A different style of grass is growing on people in Costa Rica.
Vetiver (Chrysopogan zizanioides), a grass native to India and known for its erosion prevention qualities, is taking root in private developments and public works projects throughout the country to help weather the strongest part of the rainy season.
The plant commonly has been used in other Latin American countries to guard against landslides and flooding, and its extremely high success rate has led many to consider it a virtual “miracle grass.”
“It’s an insane grass,” said Steve Gordy ofGreengoGardensin Guanacaste. “It holds everything together and it grows in anything. It’s just nuts.”
The secret to vetiver’s strength is what lies beneath the soil. Unlike most grasses, its roots grow straight down into the ground instead of spreading horizontally. The grass grows in clumps and its roots usually reach a depth of three meters. This makes it ideal for holding soil in place and blocking the runoff of surface water.
Because the leaves do not release any seeds, vetiver is easy to control, according to Gabriela Soto of the Tropical Agronomy Research Center (CATIE). Some exotic grasses can spread rapidly and become an ecological menace, displacing native plants and trees.
But Gordy said that with a little digging and a few tugs on the root, the grass will be removed and will not grow back until replanted.
The grass has been popular in other countries around the world but has been slow to sprout in Costa Rica.
Juan Bonilla, an engineer for the Highway Beautification and Security Association (ASECAN), blamed the grass’s tardy acceptance in Costa Rica on cultural reasons.
“It’s a lack of education,” he said. “It hasn’t been used much here because people aren’t aware of its benefits.”
ASECAN, a branch of the Ministry of Public Works and Transportation (MOPT), has recently planted experimental plots of vetiver along highways throughout the country, and it is proving successful in holding back landslides.
The public works group is planting 3,200 more plants in Socorro, a neighborhood in Santo Domingo, north of San José, where a landslide buried a car and killed two people last year. This project was expected to be completed as of today, June 12.
“This stuff works really well, and I think once people see the results, they will start to use it more,” Bonilla said.

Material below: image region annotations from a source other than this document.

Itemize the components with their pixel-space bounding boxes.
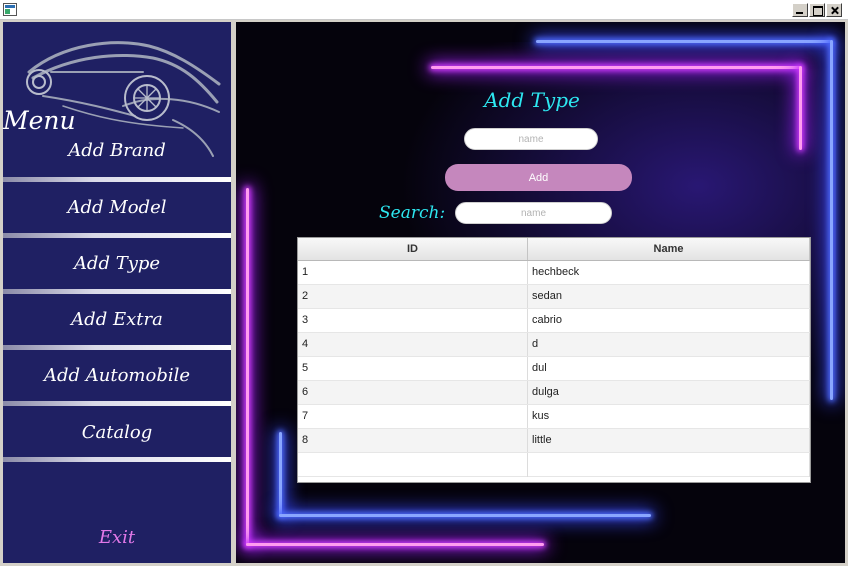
cell-id: 5: [298, 357, 528, 380]
table-row[interactable]: 5 dul: [298, 357, 810, 381]
table-row[interactable]: 7 kus: [298, 405, 810, 429]
cell-id: 8: [298, 429, 528, 452]
cell-name: cabrio: [528, 309, 810, 332]
empty-cell: [528, 453, 810, 477]
cell-id: 3: [298, 309, 528, 332]
column-header-id[interactable]: ID: [298, 238, 528, 260]
sidebar-item-add-model[interactable]: Add Model: [3, 182, 231, 234]
table-body: 1 hechbeck 2 sedan 3 cabrio 4d 5 dul 6 dulga …: [298, 261, 810, 477]
sidebar-divider: [3, 457, 231, 462]
table-row[interactable]: 3 cabrio: [298, 309, 810, 333]
maximize-icon[interactable]: [809, 3, 825, 17]
cell-name: d: [528, 333, 810, 356]
empty-cell: [298, 453, 528, 477]
neon-line: [279, 432, 282, 516]
window-titlebar: [0, 0, 848, 20]
main-panel: Add Type Add Search: ID Name 1hechbeck 2…: [236, 22, 845, 563]
neon-line: [799, 66, 802, 150]
sidebar-divider: [3, 401, 231, 406]
table-row[interactable]: 6 dulga: [298, 381, 810, 405]
sidebar-item-add-type[interactable]: Add Type: [3, 238, 231, 290]
neon-line: [279, 514, 651, 517]
sidebar: Menu Add Brand Add Model Add Type Add Ex…: [3, 22, 231, 563]
cell-id: 6: [298, 381, 528, 404]
table-row[interactable]: 4d: [298, 333, 810, 357]
neon-line: [536, 40, 832, 43]
sidebar-item-label: Add Model: [67, 197, 167, 218]
minimize-icon[interactable]: [792, 3, 808, 17]
cell-name: dulga: [528, 381, 810, 404]
sidebar-item-catalog[interactable]: Catalog: [3, 407, 231, 459]
neon-line: [246, 543, 544, 546]
neon-line: [431, 66, 801, 69]
types-table: ID Name 1 hechbeck 2 sedan 3 cabrio 4d 5 dul…: [297, 237, 811, 483]
cell-name: little: [528, 429, 810, 452]
cell-id: 7: [298, 405, 528, 428]
add-button[interactable]: Add: [445, 164, 632, 191]
neon-line: [830, 40, 833, 400]
table-header: ID Name: [298, 238, 810, 261]
java-app-icon: [3, 3, 17, 16]
cell-name: sedan: [528, 285, 810, 308]
page-title: Add Type: [484, 88, 580, 112]
cell-id: 4: [298, 333, 528, 356]
table-row[interactable]: 2 sedan: [298, 285, 810, 309]
search-input[interactable]: [455, 202, 612, 224]
sidebar-item-label: Add Extra: [71, 309, 163, 330]
name-input[interactable]: [464, 128, 598, 150]
cell-id: 1: [298, 261, 528, 284]
sidebar-item-label: Catalog: [81, 422, 153, 443]
cell-name: kus: [528, 405, 810, 428]
sidebar-item-label: Add Automobile: [43, 365, 191, 386]
close-icon[interactable]: [826, 3, 842, 17]
cell-name: dul: [528, 357, 810, 380]
sidebar-item-add-brand[interactable]: Add Brand: [3, 125, 231, 177]
column-header-name[interactable]: Name: [528, 238, 810, 260]
cell-id: 2: [298, 285, 528, 308]
sidebar-item-label: Add Brand: [68, 140, 166, 161]
search-label: Search:: [379, 203, 446, 223]
table-row[interactable]: 8 little: [298, 429, 810, 453]
empty-table-row: [298, 453, 810, 477]
table-row[interactable]: 1 hechbeck: [298, 261, 810, 285]
sidebar-item-add-automobile[interactable]: Add Automobile: [3, 350, 231, 402]
sidebar-item-label: Add Type: [73, 253, 161, 274]
exit-button[interactable]: Exit: [3, 527, 231, 548]
neon-line: [246, 188, 249, 546]
cell-name: hechbeck: [528, 261, 810, 284]
sidebar-item-add-extra[interactable]: Add Extra: [3, 294, 231, 346]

While vetiver has proven extremely useful in warm climates, its effectiveness in colder areas has not been tested extensively.
One of the reasons for the roadside plot in Socorro, where the temperature is cooler, is to determine the feasibility of completing a large scale project in Cinchona, an area with a similar climate and a zone ravaged by the January 8 earthquake.
Bonilla doesn’t anticipate any problems in Socorro, and he hopes to start a project in Cinchona before September and October, the rainiest months.
While vetiver is just starting to sprout in the Central Valley, developers outside of San José are not surprised by public officials’ new obsession.
Doug Stern, a managing partner at Tierra Pacifica in Guanacaste, has used the “miracle grass” at his development for five years. When he arrived at the northwestern province, roads flooded often and were blocked with mud.
After planting thousands of linear meters in 2004 along roadways and riverbanks, Stern has not seen any flash flooding or erosion.
“It really is an amazing grass,” he said. “It’s a shame it took so long to discover it. I think we are all going to look back and realize how stupid we were for not having used it all the time.”